Although it may seem advantageous to have historical archives of social interactions, these archives take the interactions out of the situational context in which they were located. For example, by using a search engine to access Usenet, people are able to glimpse at messages removed from the conversational thread. Even with the complete archive, one is reading a historical document of a conversation without being aware of the temporal aspect of the situation. As such, archived data presents a different image to a viewer who is accessing it out of the context in which it was created.
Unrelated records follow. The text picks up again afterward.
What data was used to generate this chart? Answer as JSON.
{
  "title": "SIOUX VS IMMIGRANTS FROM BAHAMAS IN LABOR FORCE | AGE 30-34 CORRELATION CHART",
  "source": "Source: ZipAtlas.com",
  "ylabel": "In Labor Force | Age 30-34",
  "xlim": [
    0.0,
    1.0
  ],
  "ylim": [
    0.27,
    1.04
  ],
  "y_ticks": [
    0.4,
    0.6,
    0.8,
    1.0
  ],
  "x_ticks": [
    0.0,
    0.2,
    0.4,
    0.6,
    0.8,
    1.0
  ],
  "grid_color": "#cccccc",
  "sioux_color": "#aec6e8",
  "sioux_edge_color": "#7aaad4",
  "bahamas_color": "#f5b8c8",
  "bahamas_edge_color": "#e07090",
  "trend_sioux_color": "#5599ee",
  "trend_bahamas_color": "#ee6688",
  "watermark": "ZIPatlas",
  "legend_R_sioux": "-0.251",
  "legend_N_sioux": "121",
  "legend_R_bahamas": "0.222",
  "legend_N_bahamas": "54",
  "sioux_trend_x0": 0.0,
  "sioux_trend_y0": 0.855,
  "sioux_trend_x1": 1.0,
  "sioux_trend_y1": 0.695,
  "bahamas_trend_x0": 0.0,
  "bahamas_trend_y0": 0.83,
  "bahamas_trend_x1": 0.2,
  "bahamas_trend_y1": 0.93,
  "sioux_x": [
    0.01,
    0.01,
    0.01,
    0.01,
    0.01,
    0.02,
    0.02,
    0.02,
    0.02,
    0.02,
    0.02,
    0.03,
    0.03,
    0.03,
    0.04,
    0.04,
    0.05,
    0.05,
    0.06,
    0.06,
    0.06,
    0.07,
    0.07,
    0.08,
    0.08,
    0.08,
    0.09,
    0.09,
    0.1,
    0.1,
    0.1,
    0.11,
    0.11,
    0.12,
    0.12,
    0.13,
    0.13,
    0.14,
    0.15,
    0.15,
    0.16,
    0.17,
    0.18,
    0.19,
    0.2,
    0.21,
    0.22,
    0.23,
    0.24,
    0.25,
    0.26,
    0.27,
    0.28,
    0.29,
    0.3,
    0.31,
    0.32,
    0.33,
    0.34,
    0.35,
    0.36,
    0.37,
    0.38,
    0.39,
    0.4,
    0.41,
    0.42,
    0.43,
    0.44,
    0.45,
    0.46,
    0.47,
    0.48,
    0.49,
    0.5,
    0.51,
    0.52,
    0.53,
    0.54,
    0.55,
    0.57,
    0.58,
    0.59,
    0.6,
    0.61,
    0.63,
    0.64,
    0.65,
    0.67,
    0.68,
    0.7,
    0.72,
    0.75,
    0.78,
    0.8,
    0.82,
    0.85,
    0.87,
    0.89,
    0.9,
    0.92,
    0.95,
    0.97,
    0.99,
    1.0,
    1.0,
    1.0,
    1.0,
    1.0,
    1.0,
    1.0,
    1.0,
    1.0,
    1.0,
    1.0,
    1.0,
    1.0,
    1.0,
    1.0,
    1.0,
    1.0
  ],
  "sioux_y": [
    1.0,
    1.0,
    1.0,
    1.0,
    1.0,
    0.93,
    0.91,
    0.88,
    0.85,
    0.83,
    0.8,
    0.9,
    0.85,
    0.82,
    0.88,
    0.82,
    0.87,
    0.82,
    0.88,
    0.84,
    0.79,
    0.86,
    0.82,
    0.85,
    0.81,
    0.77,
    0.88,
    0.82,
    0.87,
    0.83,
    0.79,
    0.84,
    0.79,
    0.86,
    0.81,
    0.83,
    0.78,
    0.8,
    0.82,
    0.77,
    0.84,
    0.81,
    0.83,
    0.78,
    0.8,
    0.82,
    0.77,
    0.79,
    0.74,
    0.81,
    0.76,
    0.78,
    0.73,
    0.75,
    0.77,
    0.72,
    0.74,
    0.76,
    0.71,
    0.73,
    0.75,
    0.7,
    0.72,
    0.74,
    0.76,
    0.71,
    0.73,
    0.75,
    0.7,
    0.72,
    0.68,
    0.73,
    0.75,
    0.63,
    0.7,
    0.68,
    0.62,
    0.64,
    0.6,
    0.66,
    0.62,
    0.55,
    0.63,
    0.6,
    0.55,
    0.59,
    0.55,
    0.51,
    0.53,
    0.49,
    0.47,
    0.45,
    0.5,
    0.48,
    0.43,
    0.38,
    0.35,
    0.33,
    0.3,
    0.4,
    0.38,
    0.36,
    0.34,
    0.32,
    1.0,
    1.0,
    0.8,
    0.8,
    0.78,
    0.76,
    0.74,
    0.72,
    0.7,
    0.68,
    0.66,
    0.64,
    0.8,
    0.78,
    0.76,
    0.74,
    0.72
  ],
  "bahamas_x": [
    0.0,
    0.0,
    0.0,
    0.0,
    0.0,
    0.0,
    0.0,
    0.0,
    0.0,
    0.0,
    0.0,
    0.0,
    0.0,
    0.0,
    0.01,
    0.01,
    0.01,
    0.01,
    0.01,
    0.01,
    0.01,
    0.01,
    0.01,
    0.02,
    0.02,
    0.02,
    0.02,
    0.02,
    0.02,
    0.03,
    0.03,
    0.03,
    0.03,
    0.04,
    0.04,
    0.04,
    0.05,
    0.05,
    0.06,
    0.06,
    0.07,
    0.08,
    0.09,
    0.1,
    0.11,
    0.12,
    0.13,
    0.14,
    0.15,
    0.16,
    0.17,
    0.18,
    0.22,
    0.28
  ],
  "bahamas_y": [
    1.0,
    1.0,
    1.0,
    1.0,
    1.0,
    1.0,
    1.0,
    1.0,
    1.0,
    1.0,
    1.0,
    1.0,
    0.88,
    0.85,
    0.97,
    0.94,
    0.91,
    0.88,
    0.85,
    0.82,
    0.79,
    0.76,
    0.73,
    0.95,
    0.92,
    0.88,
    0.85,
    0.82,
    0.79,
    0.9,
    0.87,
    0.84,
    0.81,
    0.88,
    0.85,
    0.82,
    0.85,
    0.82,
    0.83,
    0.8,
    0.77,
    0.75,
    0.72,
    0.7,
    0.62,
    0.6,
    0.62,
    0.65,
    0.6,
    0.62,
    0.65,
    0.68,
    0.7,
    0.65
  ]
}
Digital archives allow for situational context to collapse with ease. Just as people can access the information without the full context, they can search for information which, when presented, suggests that two different bits of information are related. For example, by searching for an individual’s name, a user can acquire a glimpse at the individual’s digital presentation across many different situations without seeing any of this in context. In effect, digital tools place massive details at one’s fingerprint, thereby enabling anyone to have immediate access to all libraries, public records and other such data. While advantageous for those seeking information, this provides new challenges for those producing sociable data. Although the web is inherently public, people have a notion that they are only performing to a given context at a given time. Additionally, they are accustomed to having control over the data that they provide to strangers. Thus, people must learn to adjust their presentation with the understanding that search engines can collapse any data at any period of time. 

And Danah wrote those words seven years ago, before Facebook and Twitter invented micro-blogging and inspired people to voluntarily live in virtual fishbowls. I’ve blogged about the end of privacy through difficulty, but it seems we’re heading in a direction of no privacy at all. It will be interesting to see how the next generation frames this discussion.